Aunque inició su carrera con un filme mudo que apostaba por el poder de la imagen por encima de la narración, la palabra y la literatura acaban cobrando una importancia vital en su cine. Sus películas beben constantemente de la novela y del teatro, disciplinas con las que se relaciona de forma muy heterodoxa, en un extraño equilibrio entre la libertad de adaptación, la literalidad más inesperada y la metaficción reflexiva. En 1978 estrenó Amor de perdição, a partir de la novela de Camilo Castelo Branco, un tour de force de cuatro horas donde los actores leen íntegramente el texto desde la voz en off.

En O dia do desespero (1992) evoca los últimos días precisamente de Castelo Branco en una puesta en escena donde actores y actrices entran y salen de sus personajes. En El Valle de Abraham consigue una de las aproximaciones más apasionantes a la Madame Bovary de Gustave Flaubert, que sitúa en los ambientes de la alta burguesía portuguesa. Parte de la fascinación que desprende la película se debe al rostro de Leonor Silveira, una de sus actrices más habituales junto a Luís Miguel Cintra y su propio nieto Ricardo Trêpa.

placeholder Leonor Silveira, una de las actrices más habituales del cine de Oliveira.

En La carta (1999) se atreve a trasladar sin miedo al ridículo las pasiones y valores morales de La princesa de Clèves de Madame de La Fayette al Portugal de finales del siglo XX. La complejidad de las relaciones entre hombres y mujeres atraviesa también toda su filmografía. Y en uno de sus filmes más radicales, Palabra y utopía (1999), los sermones del jesuita Padre Vieira, recitados en el portugués del siglo XVII, cobran el protagonismo central de un filme que también contempla la compleja relación de Portugal con sus colonias.

La memoria deviene otra constante de su cine, sobre todo si tenemos en cuenta que el grueso de sus obras se concentran en su periodo de vejez. Sus filmes más personales en este sentido son Viaje al principio del mundo (1996) donde un Marcello Mastroiani ya anciano encarna al álter ego del director en una road-movie por sus recuerdos, y Porto da minha infância (2001), un recorrido personal a través de la ciudad que ha marcado buena parte de su vida.

Para Oliveira el cine era la manera de entroncar con el bagaje humanístico y cultural, donde convergen palabra, memoria, imagen y utopía

Y de la mano del productor productor Luis Miñarro, recuperó un proyecto de juventud frustrado, El extraño caso de Angélica (2010), una historia de amor más allá de la muerte donde el elemento fantástico se introducía con total naturalidad en un contexto de realismo cotidiano.

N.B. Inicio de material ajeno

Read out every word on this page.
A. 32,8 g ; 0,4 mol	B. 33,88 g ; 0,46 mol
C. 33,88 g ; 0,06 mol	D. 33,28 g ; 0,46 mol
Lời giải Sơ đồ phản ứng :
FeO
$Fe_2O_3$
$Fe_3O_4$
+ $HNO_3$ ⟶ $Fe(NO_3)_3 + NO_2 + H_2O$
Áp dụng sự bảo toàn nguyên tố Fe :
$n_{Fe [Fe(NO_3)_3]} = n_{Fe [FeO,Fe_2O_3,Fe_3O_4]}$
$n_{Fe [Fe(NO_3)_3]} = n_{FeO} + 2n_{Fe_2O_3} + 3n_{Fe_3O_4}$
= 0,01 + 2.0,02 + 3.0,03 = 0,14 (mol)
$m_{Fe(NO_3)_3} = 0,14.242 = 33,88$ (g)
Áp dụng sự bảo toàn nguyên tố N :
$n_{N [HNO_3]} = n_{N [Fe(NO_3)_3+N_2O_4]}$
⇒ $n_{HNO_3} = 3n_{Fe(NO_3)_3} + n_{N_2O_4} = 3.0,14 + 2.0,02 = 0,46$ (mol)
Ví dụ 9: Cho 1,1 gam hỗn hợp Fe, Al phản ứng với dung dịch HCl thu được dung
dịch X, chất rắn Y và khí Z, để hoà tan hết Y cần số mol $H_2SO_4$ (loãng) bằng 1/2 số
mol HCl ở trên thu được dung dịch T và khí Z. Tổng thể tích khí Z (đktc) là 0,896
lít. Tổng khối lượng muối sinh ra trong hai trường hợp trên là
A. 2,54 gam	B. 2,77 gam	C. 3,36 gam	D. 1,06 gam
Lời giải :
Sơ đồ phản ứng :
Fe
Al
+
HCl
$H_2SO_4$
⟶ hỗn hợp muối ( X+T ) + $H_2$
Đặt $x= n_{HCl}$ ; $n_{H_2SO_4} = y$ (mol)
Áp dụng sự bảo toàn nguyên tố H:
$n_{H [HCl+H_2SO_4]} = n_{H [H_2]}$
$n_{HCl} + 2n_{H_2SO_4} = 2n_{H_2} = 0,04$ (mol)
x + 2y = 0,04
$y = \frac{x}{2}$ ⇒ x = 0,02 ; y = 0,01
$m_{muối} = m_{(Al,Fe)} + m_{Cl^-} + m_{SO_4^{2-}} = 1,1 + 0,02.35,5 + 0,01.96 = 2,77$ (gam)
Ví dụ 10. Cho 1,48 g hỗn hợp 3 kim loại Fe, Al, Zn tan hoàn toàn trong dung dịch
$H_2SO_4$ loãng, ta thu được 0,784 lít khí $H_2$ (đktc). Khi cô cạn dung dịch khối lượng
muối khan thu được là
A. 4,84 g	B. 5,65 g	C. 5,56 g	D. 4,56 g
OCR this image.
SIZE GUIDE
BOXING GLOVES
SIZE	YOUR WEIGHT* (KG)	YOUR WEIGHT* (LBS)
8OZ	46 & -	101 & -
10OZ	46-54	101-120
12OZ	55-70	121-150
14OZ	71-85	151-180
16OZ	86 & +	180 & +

El peso de la memoria convive en su filmografía con la vindicación del goce simple y cotidiano de la vida, así como con pinceladas cómicas que van del humor socarrón al homenaje a los maestros del slapstick.

El cine de Manoel de Oliveira se ha movido por los territorios de una modernidad cultural marcada por la conciencia humanística y la defensa de un arte libre de cualquier prerrogativa política o comercial. Una película hablada (2005) resume muy bien la importancia de Manoel de Oliveira a la hora de pensar en cierta idea de cine europeo. El portugués embarca en un crucero por el Mediterráneo a un grupo de personajes representantes de culturas diversas del viejo continente. Cada uno habla en su idioma de manera que se generan conversaciones multilingües sin que ello suponga ningún tipo de conflicto. Mientras, el barco recala en una serie de puertos que atesoran la historia de la civilización mediterránea. Para Manoel de Oliveira, el cine era la manera de entroncar con este bagaje humanístico y cultural, el espacio donde convergen la palabra, la memoria, la imagen y la utopía.

Nos habíamos acostumbrado a creer que Manoel de Oliveira (1908-2015) era inmortal. Ningún otro cineasta ha conseguido una carrera que se extienda desde el fin del cine mudo al siglo XXI. Y muy pocos se mantienen en activo, como él, ya llegados a nonagenarios. Al Don Manoel veterano le encantaba jactarse de su buena forma. Cuando presentaba algún filme en público (su presencia fue habitual en los festivales de primera categoría desde finales de los años ochenta), rechazaba las muestras de ayuda mientras presumía de su agilidad. Wim Wenders lo inmortalizó así en Lisboa Story (1994), en una entrañable secuencia donde imita los andares saltarines de su admirado Charles Chaplin.